S3 compatible object storage

In addition to normal S3 files, Mosaic CLI works with S3 compatible object storage files. For Mosaic CLI to function correctly with these files, you will need to pass additional options to mosaic bam, mosaic vcf, and mosaic post. For mosaic bam and mosaic vcf you will need to pass the -e and -p params which are the S3 endpoint URL and S3 profile respectively while for mosaic post just the -e param needs to be passed. In order to use these options correctly, the AWS_ACCESS_KEY_ID and AWS_SECRET_ACCESS_KEY variables must be set in the environement or in the config file and an additional file, ~/.s3cfg, must also exist. The .s3cfg file should be formatted as shown below:

[test_profile]
access_key = ****
secret_key = ****
host_base = https://test.com/

In this case, the -e option would be https://test.com/ and the -p option would be test_profile

Example:

export MOSAIC_URL=https://0.0.0.0:3000/
export MOSAIC_TOKEN=authtoken123
export AWS_ACCESS_KEY_ID=test123
export AWS_SECRET_ACCESS_KEY=test123
mosaic init test_project
mosaic bam -r 37 -e https://test.com/ -p test_profile sample_id https://test.com/file.bam
mosaic gather .
mosaic post -e https://test.com/ -i project_id gathered.mosaic.json.gz

Experiments

The CLI allows users to create experiments for a project by using the mosiac experiment command. This will return an experiment's ID which you can then use in mosaic bam and mosaic vcf with the -x parameter. An example is below

EXP_ID=$(mosaic experiment 1 test-experiment | cut -d ' ' -f 2)
mosaic bam -x $EXP_ID sample_id bam_url

Dependencies

You need at least samtools and bcftools executables, which the CLI calls out to. You will also need htslib version 1.10 which is used by mosdepth.

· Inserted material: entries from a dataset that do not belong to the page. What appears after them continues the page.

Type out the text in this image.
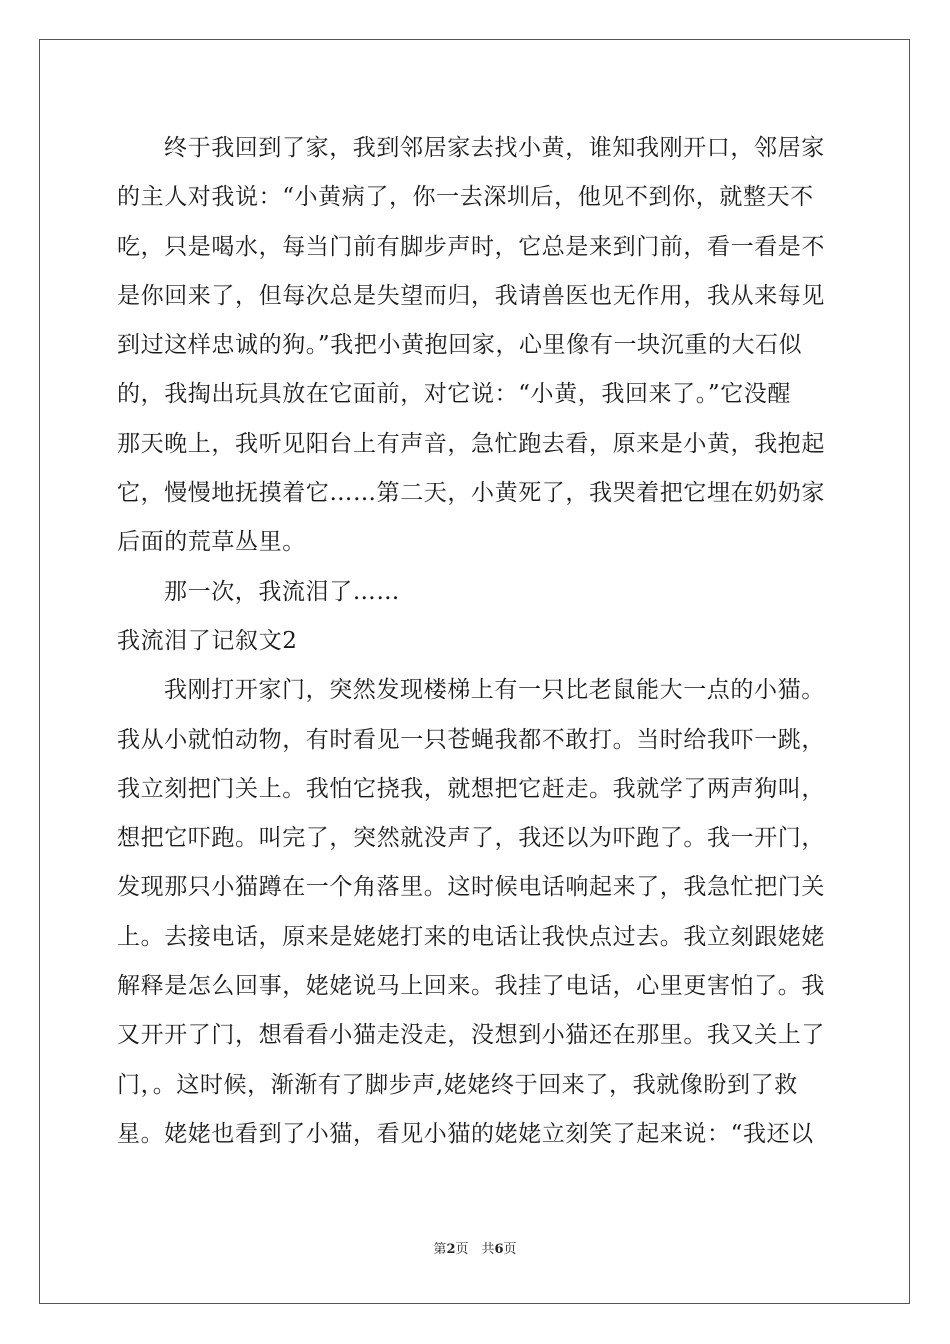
终于我回到了家，我到邻居家去找小黄，谁知我刚开口，邻居家
的主人对我说：“小黄病了，你一去深圳后，他见不到你，就整天不
吃，只是喝水，每当门前有脚步声时，它总是来到门前，看一看是不
是你回来了，但每次总是失望而归，我请兽医也无作用，我从来每见
到过这样忠诚的狗。”我把小黄抱回家，心里像有一块沉重的大石似
的，我掏出玩具放在它面前，对它说：“小黄，我回来了。”它没醒
那天晚上，我听见阳台上有声音，急忙跑去看，原来是小黄，我抱起
它，慢慢地抚摸着它……第二天，小黄死了，我哭着把它埋在奶奶家
后面的荒草丛里。
那一次，我流泪了……
我流泪了记叙文2
我刚打开家门，突然发现楼梯上有一只比老鼠能大一点的小猫。
我从小就怕动物，有时看见一只苍蝇我都不敢打。当时给我吓一跳，
我立刻把门关上。我怕它挠我，就想把它赶走。我就学了两声狗叫，
想把它吓跑。叫完了，突然就没声了，我还以为吓跑了。我一开门，
发现那只小猫蹲在一个角落里。这时候电话响起来了，我急忙把门关
上。去接电话，原来是姥姥打来的电话让我快点过去。我立刻跟姥姥
解释是怎么回事，姥姥说马上回来。我挂了电话，心里更害怕了。我
又开开了门，想看看小猫走没走，没想到小猫还在那里。我又关上了
门，。这时候，渐渐有了脚步声,姥姥终于回来了，我就像盼到了救
星。姥姥也看到了小猫，看见小猫的姥姥立刻笑了起来说：“我还以
第2页　共6页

If you're dealing with S3 files, you need the aws executable as well.

Building from source (for dev team)

  1. Build our local fork of mosdepth. Move the binary to bin/mosdepth.
  2. Run go generate. This will cause fileb0x to produce a static folder. If this step does not work, you might need to update Go. Try a version >= go1.13.
  3. Run go build. This will produce a mosaic executable.